“Imputation of Structural Variants Using a Multi-Ancestry Long-Read Sequencing Panel Enables Identification of Disease Associations”, Boris Noyvert, A. Mesut Erzurumluoglu, Dmitriy Drichel, Steffen Omland, Till F. M. Andlauer, Stefanie Mueller, Lau Sennels, Christian Becker, Aleksandr Kantorovich, Boris A. Bartholdy, Ingrid Braenne, Julio Cesar Bolivar-Lopez, Costas Mistrellides, Gillian M. Belbin, Jeremiah H. Li, Joseph K. Pickrell, Johann de Jong, Jatin Arora, Yao Hu, Boehringer Ingelheim, Digital Sciences, Clive R. Wood, Jan M. Kriegl, Nikhil Podduturi, Jan N. Jensen, Jan Stutzki, Zhihao Ding2023-12-22 (, )⁠:

Advancements in long-read sequencing technology have accelerated the study of large structural variants (SVs). We created a curated, publicly available, multi-ancestry SV imputation panel by long-read sequencing 888 samples from the 1000 Genomes Project. This high-quality panel was used to impute SVs in ~500,000 UK Biobank participants.

We demonstrated the feasibility of conducting genome-wide SV association studies at biobank scale using 32 disease-relevant phenotypes related to respiratory, cardiometabolic and liver diseases, in addition to 1,463 protein levels.

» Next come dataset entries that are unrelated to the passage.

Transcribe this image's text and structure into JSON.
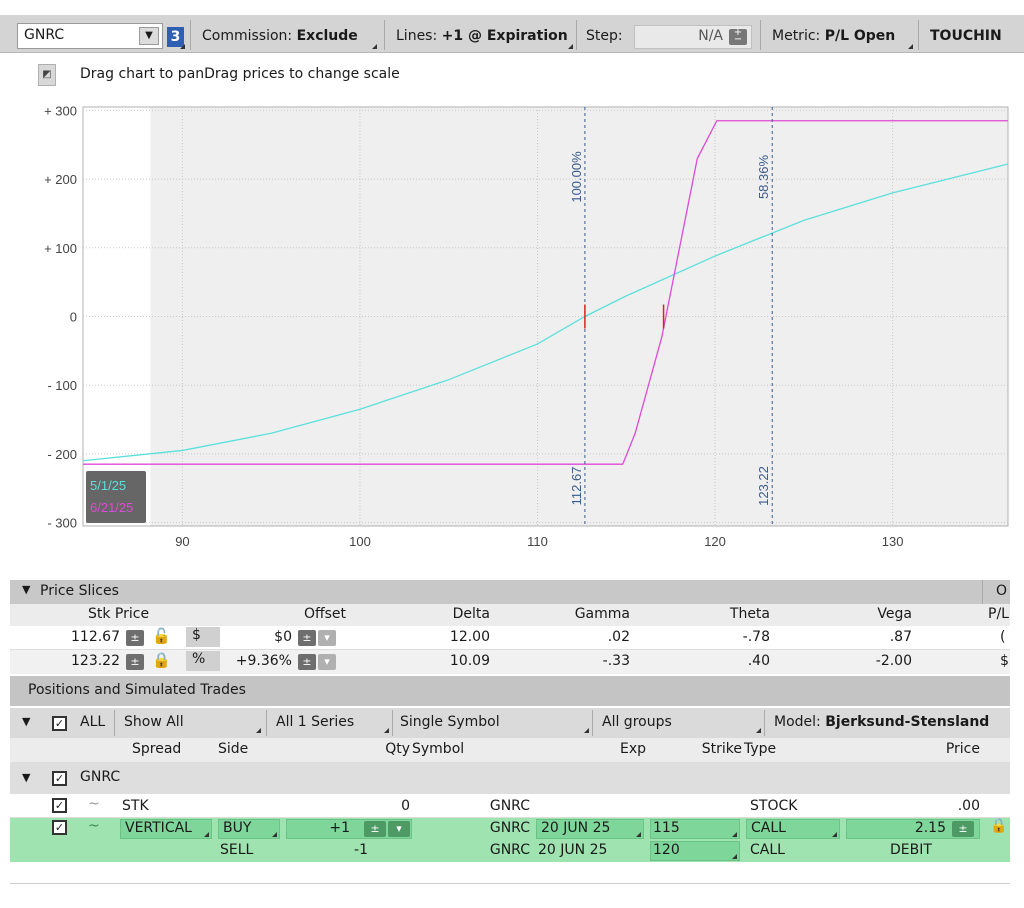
{
  "toolbar": {
    "symbol": "GNRC",
    "link_number": "3",
    "commission_label": "Commission:",
    "commission_value": "Exclude",
    "lines_label": "Lines:",
    "lines_value": "+1 @ Expiration",
    "step_label": "Step:",
    "step_value": "N/A",
    "metric_label": "Metric:",
    "metric_value": "P/L Open",
    "touching_label": "TOUCHIN"
  },
  "hint_text": "Drag chart to panDrag prices to change scale",
  "chart_data": {
    "type": "line",
    "x_ticks": [
      90,
      100,
      110,
      120,
      130
    ],
    "x_tick_labels": [
      "90",
      "100",
      "110",
      "120",
      "130"
    ],
    "y_ticks": [
      300,
      200,
      100,
      0,
      -100,
      -200,
      -300
    ],
    "y_tick_labels": [
      "+ 300",
      "+ 200",
      "+ 100",
      "0",
      "- 100",
      "- 200",
      "- 300"
    ],
    "xlim": [
      84.4,
      136.5
    ],
    "ylim": [
      -305,
      305
    ],
    "series": [
      {
        "name": "5/1/25",
        "color": "#5ce0dc",
        "x": [
          84.4,
          90,
          95,
          100,
          105,
          110,
          112.67,
          115,
          120,
          125,
          130,
          136.5
        ],
        "y": [
          -210,
          -195,
          -170,
          -135,
          -92,
          -40,
          0,
          30,
          88,
          140,
          180,
          222
        ]
      },
      {
        "name": "6/21/25",
        "color": "#e04ad6",
        "x": [
          84.4,
          114.8,
          115.5,
          117,
          119,
          120.1,
          136.5
        ],
        "y": [
          -215,
          -215,
          -170,
          -30,
          230,
          285,
          285
        ]
      }
    ],
    "markers": [
      {
        "price": 112.67,
        "label": "112.67",
        "pct": "100.00%"
      },
      {
        "price": 123.22,
        "label": "123.22",
        "pct": "58.36%"
      }
    ],
    "shade_start": 88.2,
    "legend_position": "bottom-left"
  },
  "price_slices": {
    "title": "Price Slices",
    "right_label": "O",
    "headers": {
      "stk_price": "Stk Price",
      "offset": "Offset",
      "delta": "Delta",
      "gamma": "Gamma",
      "theta": "Theta",
      "vega": "Vega",
      "pl": "P/L"
    },
    "rows": [
      {
        "price": "112.67",
        "mode": "$",
        "offset": "$0",
        "delta": "12.00",
        "gamma": ".02",
        "theta": "-.78",
        "vega": ".87",
        "pl": "("
      },
      {
        "price": "123.22",
        "mode": "%",
        "offset": "+9.36%",
        "delta": "10.09",
        "gamma": "-.33",
        "theta": ".40",
        "vega": "-2.00",
        "pl": "$"
      }
    ]
  },
  "positions": {
    "title": "Positions and Simulated Trades",
    "filter": {
      "all": "ALL",
      "show": "Show All",
      "series": "All 1 Series",
      "symbol": "Single Symbol",
      "groups": "All groups",
      "model_label": "Model:",
      "model_value": "Bjerksund-Stensland"
    },
    "headers": {
      "spread": "Spread",
      "side": "Side",
      "qty": "Qty",
      "symbol": "Symbol",
      "exp": "Exp",
      "strike": "Strike",
      "type": "Type",
      "price": "Price"
    },
    "group": "GNRC",
    "rows": [
      {
        "spread": "STK",
        "side": "",
        "qty": "0",
        "symbol": "GNRC",
        "exp": "",
        "strike": "",
        "type": "STOCK",
        "price": ".00"
      },
      {
        "spread": "VERTICAL",
        "side": "BUY",
        "qty": "+1",
        "symbol": "GNRC",
        "exp": "20 JUN 25",
        "strike": "115",
        "type": "CALL",
        "price": "2.15"
      },
      {
        "spread": "",
        "side": "SELL",
        "qty": "-1",
        "symbol": "GNRC",
        "exp": "20 JUN 25",
        "strike": "120",
        "type": "CALL",
        "price": "DEBIT"
      }
    ]
  }
}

This analysis identified thousands of genome-wide statistically-significant SV associations, including hundreds of conditionally independent signals, thereby enabling novel biological insights.

Focusing on genetic association studies of lung function as an example, we demonstrate the added value of SVs for prioritising causal genes at gene-rich loci compared to traditional GWAS using only short variants.

We envision that future post-GWAS gene-prioritization workflows will incorporate SV analyses using this SV imputation panel and framework.